Although I know what it is to grieve in advance, and this isn’t it. I cry because your love is like watching time reversing itself. Imagine my surprise at getting the chance to relive a youth I thought had been aborted by suffering. Before I met you, I knew entire landscapes of loneliness. I desired, but knew my own desire only as something that, if expressed, would meet scorn, rejection, revulsion, or pity, and so I learned to keep it secret within a walled garden of sand and dandelions. Like someone born in the desert and knowing only the desert, I forced myself to be grateful for the dunes. I gave thanks for the high wind and the sandstorms and the conical red hills and the haycocks.

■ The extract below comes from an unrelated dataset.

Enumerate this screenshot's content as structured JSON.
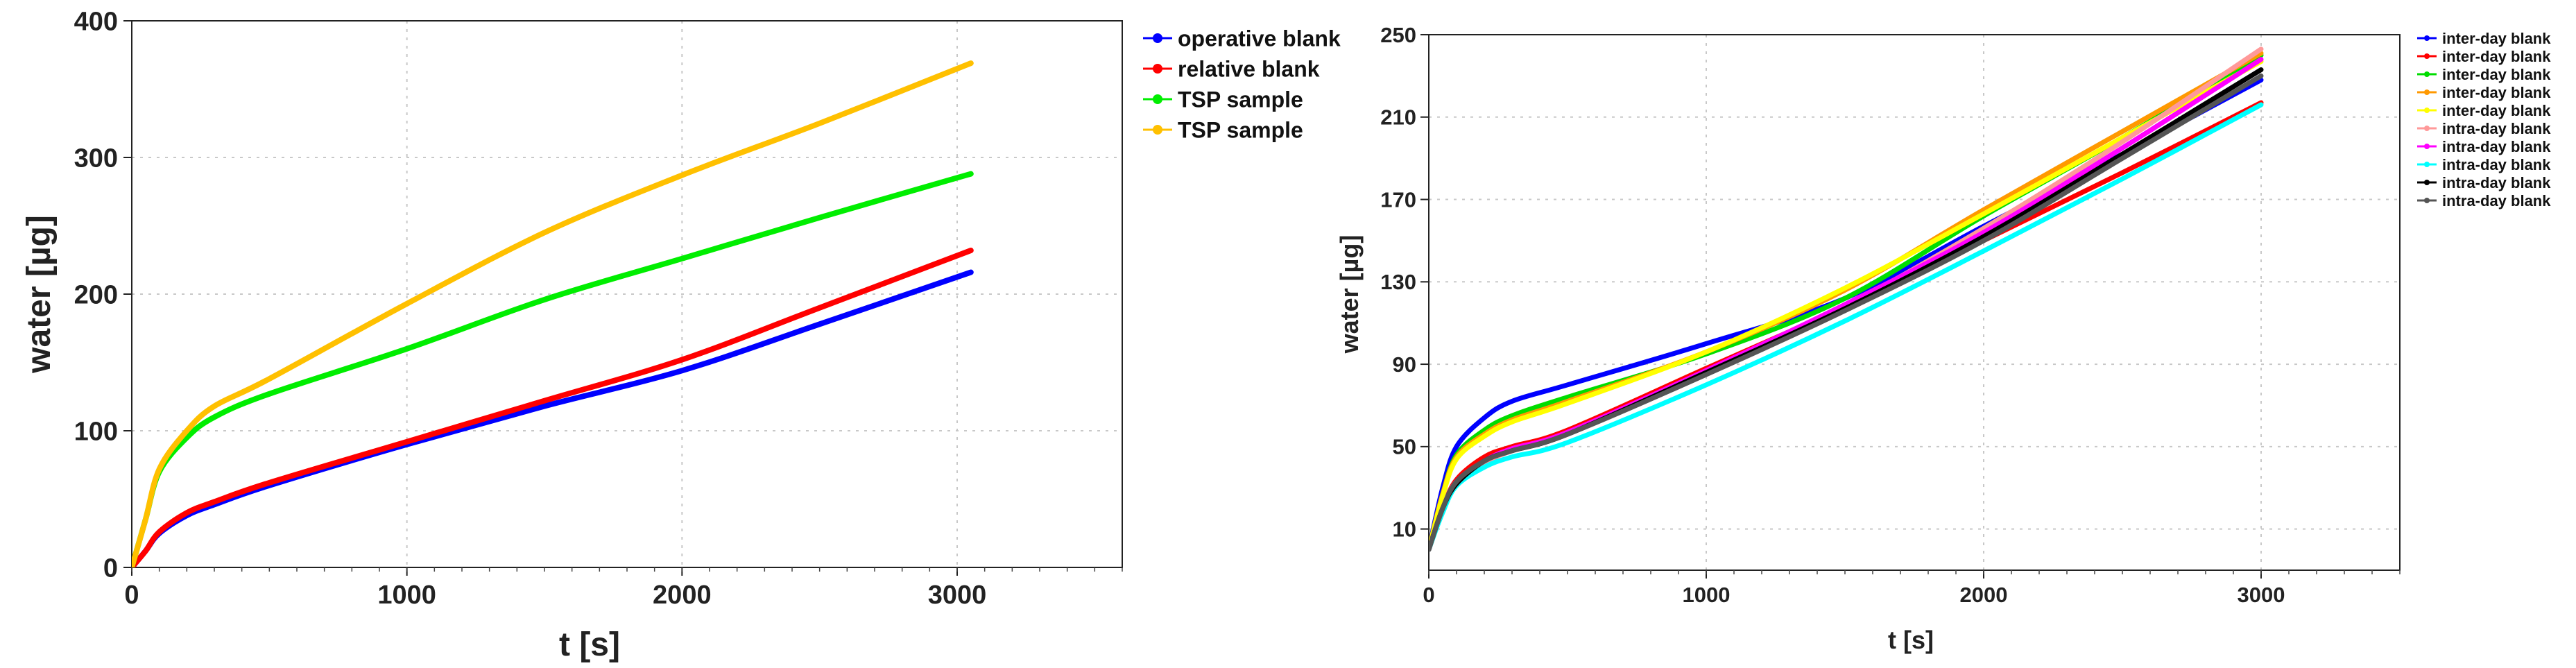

And then one day, not knowing where I was going, I stepped outside my walled garden and saw, for the first time, a wild Spring. I discovered the rose, which bursts open its gaudy face unafraid of the predatory squirrels and aphids that threaten to ridicule its trust in the sun. I discovered the foxglove whose blossoms dangle like fifty tiny horns, declaring, at all hours, the presence of majesty. I saw colours I didn’t know existed—ochre, fuschia, saffron, marigold.Moss and lilac and Prussian blue. I marvelled at the peonies because I didn’t know it was possible to fit so many petals into a shape only as large as a human heart.
I didn’t yet know the difference between annuals and perennials. So when the peonies died, I mourned their loss. When they returned the following Spring, I was so surprised I wept, because I didn’t know that’s how perennials work, how love works.